Quando, durante il fascismo, la provincia cappuccina tirolese fu divisa in una provincia del Tirolo settentrionale e una di Bressanone, nel 1923 l'ospizio passò ai cappuccini sudtirolesi. Nel 2000, padre Odo Denicolò, l'ultimo cappuccino rimasto, lasciò l'ospizio della Val Monastero.
Le origini della biblioteca dell'ospizio risalgono al periodo della missione dei cappuccini a Müstair, come testimoniano le opere in italiano di quell'epoca. La provincia tirolese dell'Ordine, a partire dal 1733, dotò i cappuccini di un fondo di libri iniziale per la predicazione e la catechesi, inoltre vi fu un vivace scambio di libri tra le diverse biblioteche dei cappuccini del Tirolo.

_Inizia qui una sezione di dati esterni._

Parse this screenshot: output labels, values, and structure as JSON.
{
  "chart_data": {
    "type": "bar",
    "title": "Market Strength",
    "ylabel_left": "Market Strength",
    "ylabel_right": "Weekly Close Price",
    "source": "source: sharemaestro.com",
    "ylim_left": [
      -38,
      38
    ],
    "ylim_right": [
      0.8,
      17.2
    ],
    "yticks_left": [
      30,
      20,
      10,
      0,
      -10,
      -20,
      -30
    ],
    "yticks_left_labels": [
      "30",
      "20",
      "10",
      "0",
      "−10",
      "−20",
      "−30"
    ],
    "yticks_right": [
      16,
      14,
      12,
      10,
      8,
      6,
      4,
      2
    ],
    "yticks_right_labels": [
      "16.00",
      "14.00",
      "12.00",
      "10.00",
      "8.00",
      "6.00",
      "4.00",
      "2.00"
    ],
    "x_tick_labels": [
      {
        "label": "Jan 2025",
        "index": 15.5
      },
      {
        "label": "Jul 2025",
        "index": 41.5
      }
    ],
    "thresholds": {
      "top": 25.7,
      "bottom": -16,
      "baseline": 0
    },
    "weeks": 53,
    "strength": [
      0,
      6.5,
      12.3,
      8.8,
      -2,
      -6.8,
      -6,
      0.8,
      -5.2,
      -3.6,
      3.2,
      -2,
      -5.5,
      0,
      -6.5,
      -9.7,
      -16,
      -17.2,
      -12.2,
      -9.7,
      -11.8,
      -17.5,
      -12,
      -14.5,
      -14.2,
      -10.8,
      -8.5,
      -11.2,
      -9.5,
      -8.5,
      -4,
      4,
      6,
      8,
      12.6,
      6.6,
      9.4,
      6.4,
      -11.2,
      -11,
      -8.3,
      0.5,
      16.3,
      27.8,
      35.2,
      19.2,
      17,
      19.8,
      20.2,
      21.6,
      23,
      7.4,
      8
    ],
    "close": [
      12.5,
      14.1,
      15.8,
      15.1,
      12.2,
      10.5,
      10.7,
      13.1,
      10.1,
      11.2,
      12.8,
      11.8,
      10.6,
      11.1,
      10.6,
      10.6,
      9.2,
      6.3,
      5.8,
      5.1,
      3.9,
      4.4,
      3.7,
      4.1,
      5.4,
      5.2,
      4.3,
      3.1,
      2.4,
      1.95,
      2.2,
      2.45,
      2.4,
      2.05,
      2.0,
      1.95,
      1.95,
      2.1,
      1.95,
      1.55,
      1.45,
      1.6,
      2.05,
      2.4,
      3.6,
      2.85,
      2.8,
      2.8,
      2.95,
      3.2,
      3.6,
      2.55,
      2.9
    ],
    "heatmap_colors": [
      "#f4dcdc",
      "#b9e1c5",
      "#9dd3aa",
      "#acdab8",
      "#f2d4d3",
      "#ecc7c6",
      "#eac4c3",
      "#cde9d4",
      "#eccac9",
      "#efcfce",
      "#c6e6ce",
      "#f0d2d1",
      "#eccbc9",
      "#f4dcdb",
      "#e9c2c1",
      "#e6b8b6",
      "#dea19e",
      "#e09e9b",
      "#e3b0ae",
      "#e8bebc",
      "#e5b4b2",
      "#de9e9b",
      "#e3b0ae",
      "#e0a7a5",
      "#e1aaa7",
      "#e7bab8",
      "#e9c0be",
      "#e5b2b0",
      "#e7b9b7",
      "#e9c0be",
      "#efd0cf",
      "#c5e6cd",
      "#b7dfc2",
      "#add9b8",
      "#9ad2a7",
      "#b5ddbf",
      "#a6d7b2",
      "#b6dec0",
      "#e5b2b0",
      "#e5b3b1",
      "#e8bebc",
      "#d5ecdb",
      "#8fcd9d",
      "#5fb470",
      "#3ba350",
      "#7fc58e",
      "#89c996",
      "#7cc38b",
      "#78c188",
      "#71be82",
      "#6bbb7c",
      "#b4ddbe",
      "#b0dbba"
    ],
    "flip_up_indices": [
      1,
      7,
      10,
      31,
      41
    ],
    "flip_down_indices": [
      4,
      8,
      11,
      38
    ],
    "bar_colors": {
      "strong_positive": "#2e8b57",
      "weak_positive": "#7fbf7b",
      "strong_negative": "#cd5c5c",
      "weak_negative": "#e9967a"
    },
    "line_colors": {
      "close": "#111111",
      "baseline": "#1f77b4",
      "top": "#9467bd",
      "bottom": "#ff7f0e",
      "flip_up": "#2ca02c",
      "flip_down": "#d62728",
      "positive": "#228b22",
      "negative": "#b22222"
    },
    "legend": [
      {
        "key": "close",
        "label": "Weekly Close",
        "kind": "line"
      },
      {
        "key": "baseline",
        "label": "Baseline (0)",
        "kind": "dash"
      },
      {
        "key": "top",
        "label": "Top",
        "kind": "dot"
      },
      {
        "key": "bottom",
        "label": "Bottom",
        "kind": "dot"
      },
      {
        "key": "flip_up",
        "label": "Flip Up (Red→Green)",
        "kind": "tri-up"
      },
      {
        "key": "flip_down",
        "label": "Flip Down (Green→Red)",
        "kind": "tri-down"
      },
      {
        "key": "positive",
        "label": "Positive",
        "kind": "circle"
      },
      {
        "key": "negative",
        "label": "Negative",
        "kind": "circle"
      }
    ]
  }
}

Nel 1976 l'ospizio dei cappuccini fu venduto alla parrocchia di Müstair e i 284 libri della biblioteca furono portati al convento dei cappuccini di Bressanone. Dopo la chiusura definitiva dell'ospizio avvenuta nel 2000, si selezionarono alcune ulteriori stampe antiche pubblicate fino al 1850, che furono trasferite al convento dei cappuccini di Brunico. Il resto della biblioteca non inventariata (ca. 1.600 esemplari), comprendente perlopiù stampe italiane e svizzere risalenti al periodo dei padri cappuccini italiani, è rimasto alla parrocchia di Müstair, dove è conservato in un'apposita sala.
La parte del fondo della biblioteca dell'ospizio dei cappuccini di Müstair conservata a Bressanone comprende 284 volumi ed è stata catalogata dal CBS tra il 2004 e il 2005. Il libro più antico, un commento alle sentenze di Pietro Lombardo, risale al 1566. La maggior parte delle stampe risalgono al XVIII secolo. Le cinquecentine ammontano al 5%, le seicentine al 19%. Il 30% dei libri è costituito da Tirolensien.
Dal punto di vista tematico, prevalgono le discipline teologiche quali l'omiletica, la spiritualità e la letteratura dell'Ordine. Il fondo comprende anche numerosi scritti controriformisti e apologetici.